問題の一部は、PDF仕様によって提供された、JBIG2Decodeなどのフィルターを通常とは異なる方法で使用し、それらのいくつかをレイヤー化された方法で一度に使用することさえできる範囲でした。

対象となるTIFFの脆弱性は、2010年2月のCVE-2010-0188であり、Windows、Mac、およびUnixで実行されているAdobe Reader9.3以前のバージョンに影響を及ぼします。現在のバージョンであるReaderX 10.xは影響を受けませんが、多くのユーザーは引き続き古いバージョンを使用します。

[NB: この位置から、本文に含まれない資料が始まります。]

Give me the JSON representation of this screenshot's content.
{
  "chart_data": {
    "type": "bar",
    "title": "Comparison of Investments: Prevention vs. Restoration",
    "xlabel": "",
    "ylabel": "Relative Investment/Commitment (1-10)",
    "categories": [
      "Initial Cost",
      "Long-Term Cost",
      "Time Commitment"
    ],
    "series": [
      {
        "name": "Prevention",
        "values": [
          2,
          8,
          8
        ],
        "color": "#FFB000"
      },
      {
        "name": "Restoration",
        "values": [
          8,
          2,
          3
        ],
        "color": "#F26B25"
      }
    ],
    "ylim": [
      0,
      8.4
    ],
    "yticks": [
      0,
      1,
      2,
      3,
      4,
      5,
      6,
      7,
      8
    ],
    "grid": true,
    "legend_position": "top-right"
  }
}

さらに、アバストの研究者は、同じJBIG2Decodeフィルター技術が、すべてのプラットフォームで実行されているReader9.3.4に影響を与える2010年9月のTrueTypeフォントエクスプロイトを含む他のエクスプロイトを隠すために使用されていると考えています。

「この厄介なトリックが標的型攻撃で使用されているのを見てきました。これまでのところ、比較的少数の一般的な攻撃で使用されています。おそらくそれが、他の誰もそれを検出できない理由です」とSejtko氏は述べています。アバストは、JBIG2Decode攻撃を検出するようにソフトウェアを更新しました。

この方法でエクスプロイトをマスクする手法は、単純な署名ではなく専用のアルゴリズムを使用してルースを選択解除する必要があるため、ウイルス対策スキャナーが検出するのは比較的要求が厳しいままです。

Sejtkoは、5月5〜6日にプラハで開催されるCaro 2011ワークショップで、アバストの研究者がエクスプロイトを隠すためのフィルターの使用について話し合うと述べました。